Un intervento straordinario oltre i confini amministrativi della Repubblica ha dimostrato come il dovere umanitario superi i limiti territoriali. Ieri sera, il 118 sammarinese ha ricevuto una chiamata per un incidente in Strada Marano, a pochi metri fuori dal territorio della Repubblica. La procedura prevedeva l’inoltro della richiesta al sistema di emergenza romagnolo, formalmente concludendo l’obbligo sammarinese.

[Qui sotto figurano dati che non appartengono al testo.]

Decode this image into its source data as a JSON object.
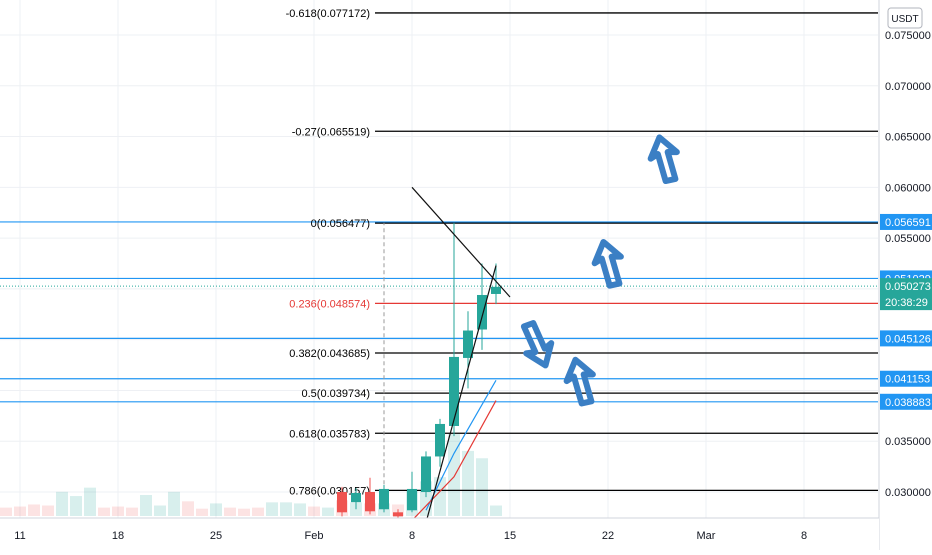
{
  "currency": "USDT",
  "time_badge": "20:38:29",
  "chart_data": {
    "type": "candlestick",
    "x_ticks": [
      "11",
      "18",
      "25",
      "Feb",
      "8",
      "15",
      "22",
      "Mar",
      "8"
    ],
    "x_tick_dates": [
      "2021-01-11",
      "2021-01-18",
      "2021-01-25",
      "2021-02-01",
      "2021-02-08",
      "2021-02-15",
      "2021-02-22",
      "2021-03-01",
      "2021-03-08"
    ],
    "y_ticks": [
      "0.075000",
      "0.070000",
      "0.065000",
      "0.060000",
      "0.055000",
      "0.035000",
      "0.030000"
    ],
    "ylim": [
      0.027,
      0.078
    ],
    "grid": true,
    "colors": {
      "up": "#26a69a",
      "down": "#ef5350",
      "fib": "#000000",
      "fib_highlight": "#e53935",
      "hline": "#2196f3",
      "arrow": "#3b7fc4"
    },
    "candles": [
      {
        "date": "2021-02-03",
        "open": 0.03,
        "high": 0.0305,
        "low": 0.0276,
        "close": 0.028
      },
      {
        "date": "2021-02-04",
        "open": 0.029,
        "high": 0.0304,
        "low": 0.0283,
        "close": 0.0299
      },
      {
        "date": "2021-02-05",
        "open": 0.03,
        "high": 0.0314,
        "low": 0.0278,
        "close": 0.0281
      },
      {
        "date": "2021-02-06",
        "open": 0.0283,
        "high": 0.0307,
        "low": 0.028,
        "close": 0.0303
      },
      {
        "date": "2021-02-07",
        "open": 0.028,
        "high": 0.0283,
        "low": 0.0273,
        "close": 0.0276
      },
      {
        "date": "2021-02-08",
        "open": 0.0282,
        "high": 0.032,
        "low": 0.028,
        "close": 0.0303
      },
      {
        "date": "2021-02-09",
        "open": 0.03,
        "high": 0.034,
        "low": 0.0295,
        "close": 0.0335
      },
      {
        "date": "2021-02-10",
        "open": 0.0335,
        "high": 0.0372,
        "low": 0.0325,
        "close": 0.0367
      },
      {
        "date": "2021-02-11",
        "open": 0.0365,
        "high": 0.0565,
        "low": 0.0355,
        "close": 0.0433
      },
      {
        "date": "2021-02-12",
        "open": 0.0432,
        "high": 0.0478,
        "low": 0.0402,
        "close": 0.0459
      },
      {
        "date": "2021-02-13",
        "open": 0.046,
        "high": 0.0525,
        "low": 0.044,
        "close": 0.0494
      },
      {
        "date": "2021-02-14",
        "open": 0.0495,
        "high": 0.0525,
        "low": 0.0485,
        "close": 0.0502
      }
    ],
    "volume_bars": [
      {
        "date": "2021-01-05",
        "value": 3,
        "dir": "down"
      },
      {
        "date": "2021-01-06",
        "value": 4,
        "dir": "up"
      },
      {
        "date": "2021-01-07",
        "value": 5,
        "dir": "down"
      },
      {
        "date": "2021-01-08",
        "value": 6,
        "dir": "down"
      },
      {
        "date": "2021-01-09",
        "value": 7,
        "dir": "down"
      },
      {
        "date": "2021-01-10",
        "value": 8,
        "dir": "down"
      },
      {
        "date": "2021-01-11",
        "value": 9,
        "dir": "down"
      },
      {
        "date": "2021-01-12",
        "value": 11,
        "dir": "down"
      },
      {
        "date": "2021-01-13",
        "value": 10,
        "dir": "down"
      },
      {
        "date": "2021-01-14",
        "value": 23,
        "dir": "up"
      },
      {
        "date": "2021-01-15",
        "value": 19,
        "dir": "up"
      },
      {
        "date": "2021-01-16",
        "value": 27,
        "dir": "up"
      },
      {
        "date": "2021-01-17",
        "value": 8,
        "dir": "down"
      },
      {
        "date": "2021-01-18",
        "value": 9,
        "dir": "down"
      },
      {
        "date": "2021-01-19",
        "value": 8,
        "dir": "down"
      },
      {
        "date": "2021-01-20",
        "value": 20,
        "dir": "up"
      },
      {
        "date": "2021-01-21",
        "value": 10,
        "dir": "up"
      },
      {
        "date": "2021-01-22",
        "value": 23,
        "dir": "up"
      },
      {
        "date": "2021-01-23",
        "value": 14,
        "dir": "down"
      },
      {
        "date": "2021-01-24",
        "value": 7,
        "dir": "down"
      },
      {
        "date": "2021-01-25",
        "value": 12,
        "dir": "up"
      },
      {
        "date": "2021-01-26",
        "value": 8,
        "dir": "down"
      },
      {
        "date": "2021-01-27",
        "value": 7,
        "dir": "down"
      },
      {
        "date": "2021-01-28",
        "value": 8,
        "dir": "down"
      },
      {
        "date": "2021-01-29",
        "value": 13,
        "dir": "up"
      },
      {
        "date": "2021-01-30",
        "value": 13,
        "dir": "up"
      },
      {
        "date": "2021-01-31",
        "value": 12,
        "dir": "up"
      },
      {
        "date": "2021-02-01",
        "value": 9,
        "dir": "down"
      },
      {
        "date": "2021-02-02",
        "value": 8,
        "dir": "up"
      },
      {
        "date": "2021-02-03",
        "value": 15,
        "dir": "down"
      },
      {
        "date": "2021-02-04",
        "value": 13,
        "dir": "up"
      },
      {
        "date": "2021-02-05",
        "value": 12,
        "dir": "down"
      },
      {
        "date": "2021-02-06",
        "value": 12,
        "dir": "up"
      },
      {
        "date": "2021-02-07",
        "value": 11,
        "dir": "down"
      },
      {
        "date": "2021-02-08",
        "value": 24,
        "dir": "up"
      },
      {
        "date": "2021-02-09",
        "value": 33,
        "dir": "up"
      },
      {
        "date": "2021-02-10",
        "value": 37,
        "dir": "up"
      },
      {
        "date": "2021-02-11",
        "value": 78,
        "dir": "up"
      },
      {
        "date": "2021-02-12",
        "value": 62,
        "dir": "up"
      },
      {
        "date": "2021-02-13",
        "value": 55,
        "dir": "up"
      },
      {
        "date": "2021-02-14",
        "value": 10,
        "dir": "up"
      }
    ],
    "fib_levels": [
      {
        "label": "-0.618(0.077172)",
        "price": 0.077172
      },
      {
        "label": "-0.27(0.065519)",
        "price": 0.065519
      },
      {
        "label": "0(0.056477)",
        "price": 0.056477
      },
      {
        "label": "0.236(0.048574)",
        "price": 0.048574,
        "highlight": true
      },
      {
        "label": "0.382(0.043685)",
        "price": 0.043685
      },
      {
        "label": "0.5(0.039734)",
        "price": 0.039734
      },
      {
        "label": "0.618(0.035783)",
        "price": 0.035783
      },
      {
        "label": "0.786(0.030157)",
        "price": 0.030157
      }
    ],
    "horizontal_lines": [
      {
        "price": 0.056591,
        "label": "0.056591"
      },
      {
        "price": 0.051029,
        "label": "0.051029"
      },
      {
        "price": 0.045126,
        "label": "0.045126"
      },
      {
        "price": 0.041153,
        "label": "0.041153"
      },
      {
        "price": 0.038883,
        "label": "0.038883"
      }
    ],
    "last_price": {
      "price": 0.050273,
      "label": "0.050273"
    },
    "trendlines": [
      {
        "from": {
          "date": "2021-02-08",
          "price": 0.06
        },
        "to": {
          "date": "2021-02-15",
          "price": 0.0492
        }
      },
      {
        "from": {
          "date": "2021-02-09",
          "price": 0.027
        },
        "to": {
          "date": "2021-02-14",
          "price": 0.0523
        }
      }
    ],
    "moving_averages": [
      {
        "color": "#2196f3",
        "points": [
          {
            "date": "2021-02-09",
            "price": 0.0282
          },
          {
            "date": "2021-02-11",
            "price": 0.0338
          },
          {
            "date": "2021-02-14",
            "price": 0.041
          }
        ]
      },
      {
        "color": "#e53935",
        "points": [
          {
            "date": "2021-02-08",
            "price": 0.0272
          },
          {
            "date": "2021-02-11",
            "price": 0.0315
          },
          {
            "date": "2021-02-14",
            "price": 0.039
          }
        ]
      }
    ],
    "dashed_marker": {
      "date": "2021-02-06",
      "from": 0.028,
      "to": 0.0565
    },
    "arrows": [
      {
        "dir": "up",
        "date": "2021-02-26",
        "price": 0.0628
      },
      {
        "dir": "up",
        "date": "2021-02-22",
        "price": 0.0525
      },
      {
        "dir": "down",
        "date": "2021-02-17",
        "price": 0.0445
      },
      {
        "dir": "up",
        "date": "2021-02-20",
        "price": 0.0409
      }
    ]
  }
}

Il Pronto Soccorso, sotto la direzione del dott. Alessandro Valentino, ha scelto diversamente. Un’ambulanza è stata inviata verso una zona non di sua competenza amministrativa, poiché un uomo era intrappolato tra le lamiere di un’auto dopo uno scontro frontale con un furgone.
In dieci minuti, il mezzo sammarinese è arrivato sul posto, primo tra tutti i soccorritori. L’equipaggio, composto da Yann Michelotti al centralino, Michele Sarti alla guida e Federico Podeschi come infermiere, ha stabilizzato il paziente in condizioni critiche, poi trasferito all’interno della Repubblica per permettere l’arrivo dell’elicottero del trauma center, successivamente diretto al Bufalini di Cesena.
La decisione di superare il confine amministrativo per salvare una vita rappresenta una scelta consapevole, senza consultazioni previe, mosssa dal principio che la gravità di un’emergenza umana trascende le demarcazioni geografiche. Tre operatori sammarinesi hanno scelto di agire secondo una convenzione più alta di quella territoriale: quella della necessità di salvare chi stava morendo.